Medical claims are widely used in workforce estimation and health services research but identifying primary care (PC) clinicians is challenging. Existing methods relying on specialty or activity-based metrics are imprecise and hard to duplicate.

Objective

We seek to develop a simple, accurate decision tree classifier using claims data, trained on survey responses from family physicians (FPs). And to use this classifier to estimate the PC workforce in Virginia.

Design

We linked 2016–2023 Virginia All-Payer Claims Database (APCD) data with responses from American Board of Family Medicine surveys to infer whether FPs provided PC. Using claims-derived features, we trained a decision tree to classify clinicians providing PC. We developed an enhanced version of the tree, adding exclusion criteria, and applied both classifiers to the entire APCD, including other PC clinician types.

Subjects

Virginia clinicians.

Main Measures

Estimated classifier accuracy by clinician type and workforce estimates with bootstrapping used to estimate 95% confidence intervals.

Key Results

The base decision tree correctly classified 93% of the training sample using three clinician-level features: percent of claims with diagnosis category of Z00, percent with place of service 19–23 or 31–32, and percent of patients having multiple visits with the clinician.
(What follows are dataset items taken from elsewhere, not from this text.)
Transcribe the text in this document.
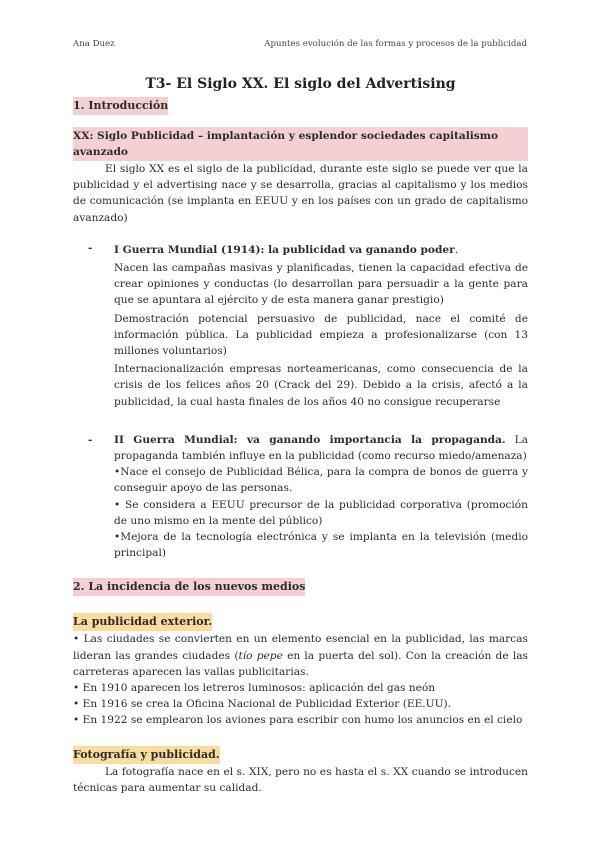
Ana Duez	Apuntes evolución de las formas y procesos de la publicidad
T3- El Siglo XX. El siglo del Advertising
1. Introducción
XX: Siglo Publicidad – implantación y esplendor sociedades capitalismo avanzado

El siglo XX es el siglo de la publicidad, durante este siglo se puede ver que la publicidad y el advertising nace y se desarrolla, gracias al capitalismo y los medios de comunicación (se implanta en EEUU y en los países con un grado de capitalismo avanzado)

-	I Guerra Mundial (1914): la publicidad va ganando poder.

Nacen las campañas masivas y planificadas, tienen la capacidad efectiva de crear opiniones y conductas (lo desarrollan para persuadir a la gente para que se apuntara al ejército y de esta manera ganar prestigio)

Demostración potencial persuasivo de publicidad, nace el comité de información pública. La publicidad empieza a profesionalizarse (con 13 millones voluntarios)

Internacionalización empresas norteamericanas, como consecuencia de la crisis de los felices años 20 (Crack del 29). Debido a la crisis, afectó a la publicidad, la cual hasta finales de los años 40 no consigue recuperarse

-	II Guerra Mundial: va ganando importancia la propaganda. La propaganda también influye en la publicidad (como recurso miedo/amenaza)

•Nace el consejo de Publicidad Bélica, para la compra de bonos de guerra y conseguir apoyo de las personas.

• Se considera a EEUU precursor de la publicidad corporativa (promoción de uno mismo en la mente del público)

•Mejora de la tecnología electrónica y se implanta en la televisión (medio principal)

2. La incidencia de los nuevos medios
La publicidad exterior.

• Las ciudades se convierten en un elemento esencial en la publicidad, las marcas lideran las grandes ciudades (tío pepe en la puerta del sol). Con la creación de las carreteras aparecen las vallas publicitarias.

• En 1910 aparecen los letreros luminosos: aplicación del gas neón

• En 1916 se crea la Oficina Nacional de Publicidad Exterior (EE.UU).

• En 1922 se emplearon los aviones para escribir con humo los anuncios en el cielo

Fotografía y publicidad.

La fotografía nace en el s. XIX, pero no es hasta el s. XX cuando se introducen técnicas para aumentar su calidad.
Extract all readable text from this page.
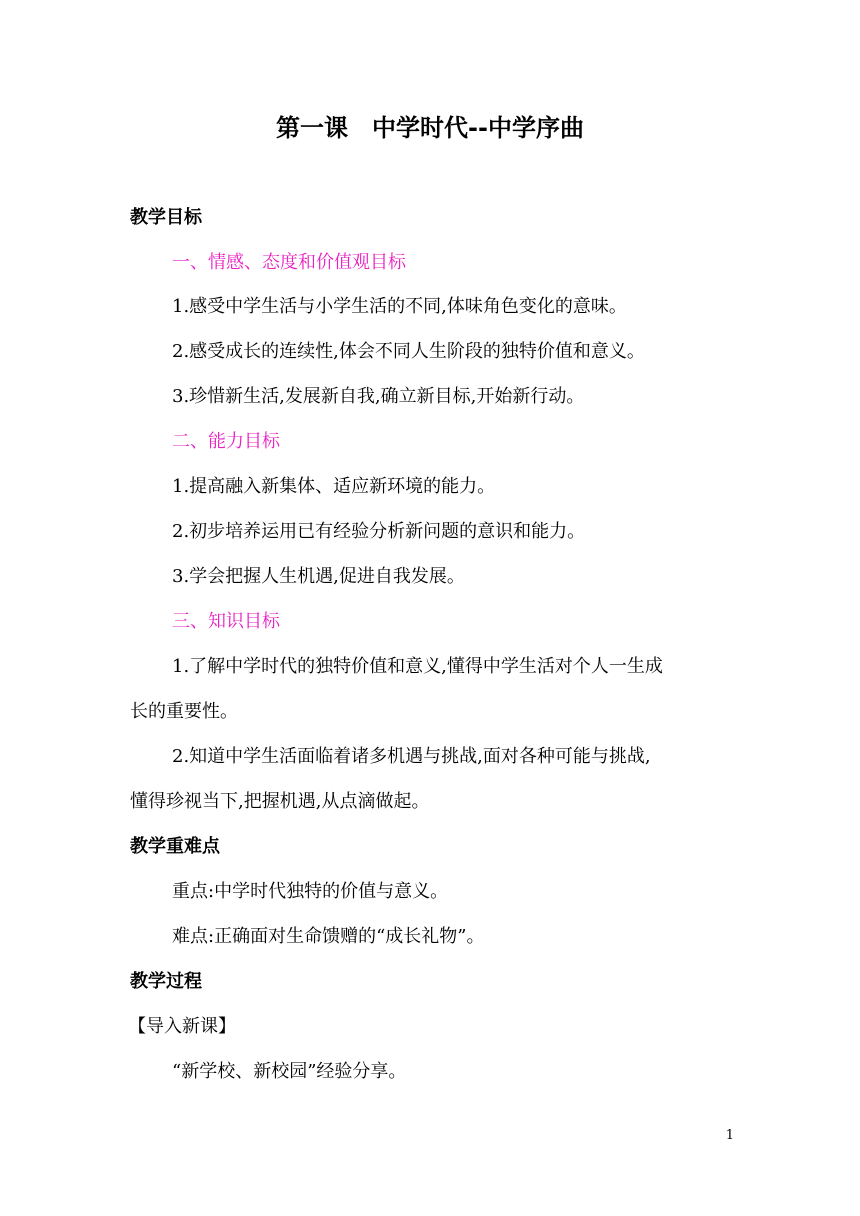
第一课　中学时代--中学序曲
教学目标
一、情感、态度和价值观目标
1.感受中学生活与小学生活的不同,体味角色变化的意味。
2.感受成长的连续性,体会不同人生阶段的独特价值和意义。
3.珍惜新生活,发展新自我,确立新目标,开始新行动。
二、能力目标
1.提高融入新集体、适应新环境的能力。
2.初步培养运用已有经验分析新问题的意识和能力。
3.学会把握人生机遇,促进自我发展。
三、知识目标
1.了解中学时代的独特价值和意义,懂得中学生活对个人一生成
长的重要性。
2.知道中学生活面临着诸多机遇与挑战,面对各种可能与挑战,
懂得珍视当下,把握机遇,从点滴做起。
教学重难点
重点:中学时代独特的价值与意义。
难点:正确面对生命馈赠的“成长礼物”。
教学过程
【导入新课】
“新学校、新校园”经验分享。
1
We estimate the enhanced tree achieved at least 89% accuracy for every clinician type. We found that from 2016 to 2023, the percentage of Virginia PC clinicians who were nurse practitioners (NPs) grew from 17 to 32%, with NPs passing FPs as the most common PC clinician type.

Conclusions

This decision tree approach overcomes shortcomings of existing methods and offers a straightforward, scalable, interpretable tool for classifying PC clinicians, with applications in workforce planning and health services research.